Highway 1 and Pescadero Road were uneventful. I didn’t get any pictures of this section, as my camera battery helpfully crapped out right after our stop at San Gregorio.
When we hit the intersection of Pescadero Road and Alpine Road, Deb pulled over and asked if I wanted to try Alpine. Neither of us had done it before, so we decided to go for it. I’d heard it was narrow and windy, and it delivered. I had a blast; Deb was probably wishing the roads were a weee bit wider, especially when an oncoming Christmas Tree-bearing SUV came barrelling around one blind corner right smack dab in Deb’s lane.

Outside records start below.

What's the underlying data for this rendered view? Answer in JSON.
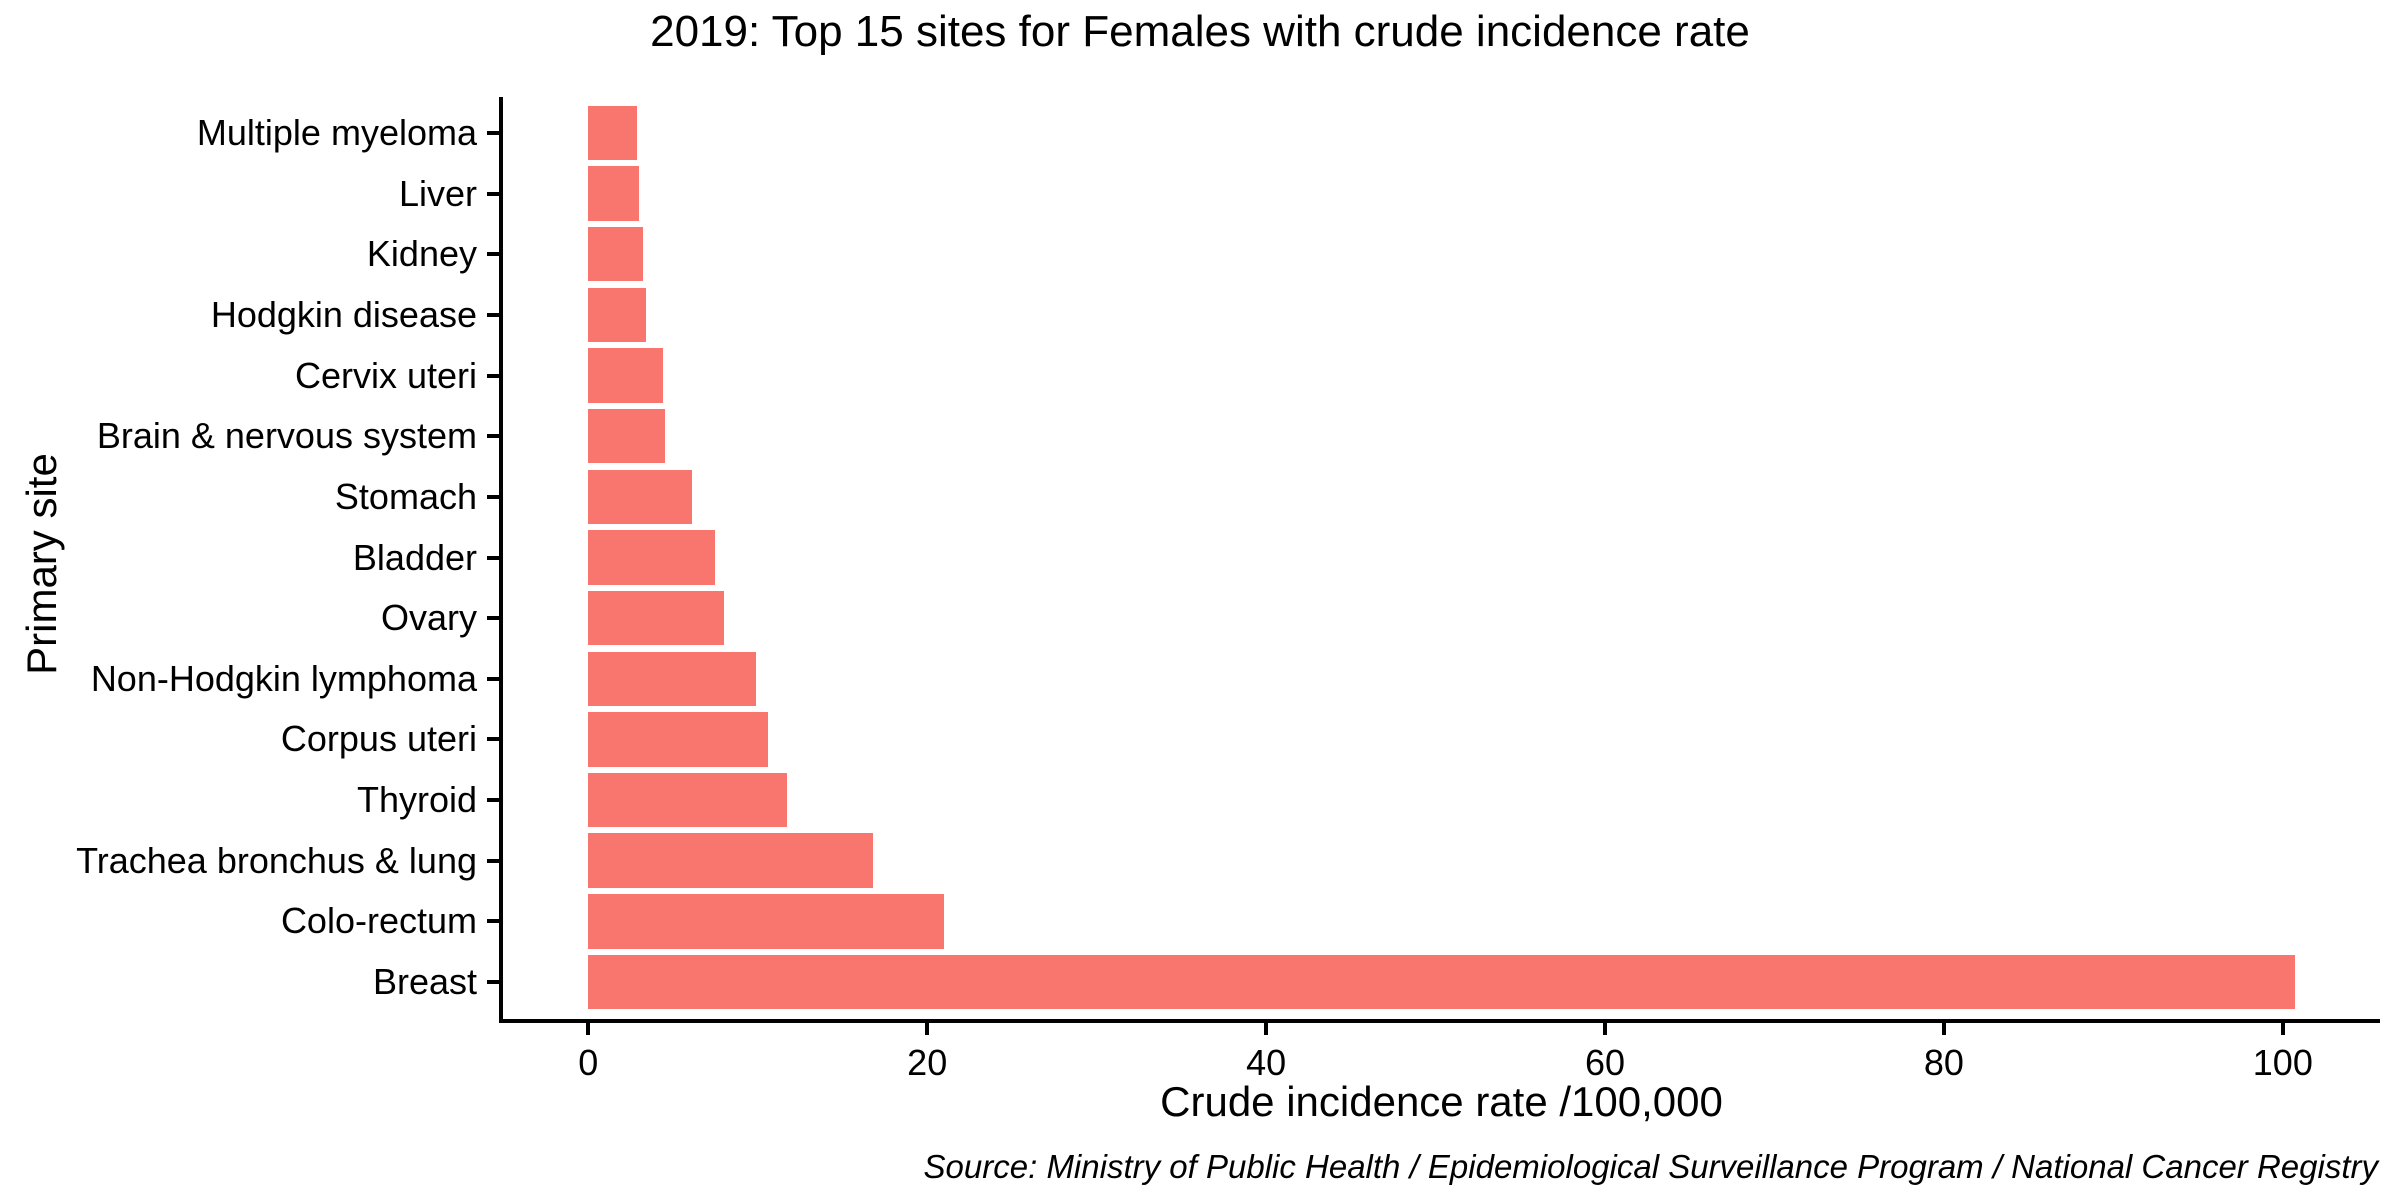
{
  "chart_data": {
    "type": "bar",
    "orientation": "horizontal",
    "title": "2019: Top 15 sites for Females with crude incidence rate",
    "xlabel": "Crude incidence rate /100,000",
    "ylabel": "Primary site",
    "source_note": "Source: Ministry of Public Health / Epidemiological Surveillance Program / National Cancer Registry",
    "categories": [
      "Multiple myeloma",
      "Liver",
      "Kidney",
      "Hodgkin disease",
      "Cervix uteri",
      "Brain & nervous system",
      "Stomach",
      "Bladder",
      "Ovary",
      "Non-Hodgkin lymphoma",
      "Corpus uteri",
      "Thyroid",
      "Trachea bronchus & lung",
      "Colo-rectum",
      "Breast"
    ],
    "values": [
      2.9,
      3.0,
      3.2,
      3.4,
      4.4,
      4.5,
      6.1,
      7.5,
      8.0,
      9.9,
      10.6,
      11.7,
      16.8,
      21.0,
      100.7
    ],
    "x_ticks": [
      0,
      20,
      40,
      60,
      80,
      100
    ],
    "xlim": [
      0,
      105.8
    ],
    "grid": "off",
    "legend": "none",
    "colors": {
      "bar": "#F8766D",
      "axis": "#000000",
      "text": "#000000"
    }
  }
}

Eventually, we made it up to Skyline, where Alpine becomes Page Mill Road and heads north down into Palo Alto. We started down the hill; I went in the lead this time at Deb’s request. Partway down the hill, I got behind a bicyclist who apparently decided that he owned the entire lane, as he drifted from curb to centerline and back through turns — he was basically following a motorcycle line through the corners, but at about 20 mph. I finally got around him by gunning it in one of the very few straights — I felt like a big asshole, but the guy was just not letting me pass.
About five turns later, I came around a corner to find three deer smack in the middle of the road. I slammed on my brakes and came to a complete stop so that the deer could decide where they were going. Two immediately jumped into the brush and ran away, but this huge deer remained in the road, staring at me. I began to get nervous that a car was going to tear around the corner behind me and plow right into the back of me. The deer finally turned away and followed its family off into the brush, right as that same bicyclist rounded the corner. “PULL TO THE SIDE!” he screamed at me as he pedalled past, as though I’d just decided to park myself in the middle of a curvy mountain road for no bloody reason.
Anyway, Deb and I finally made it down to Highway 280, where I took off towards home. It was a great ride, despite various people and animals trying to kill us.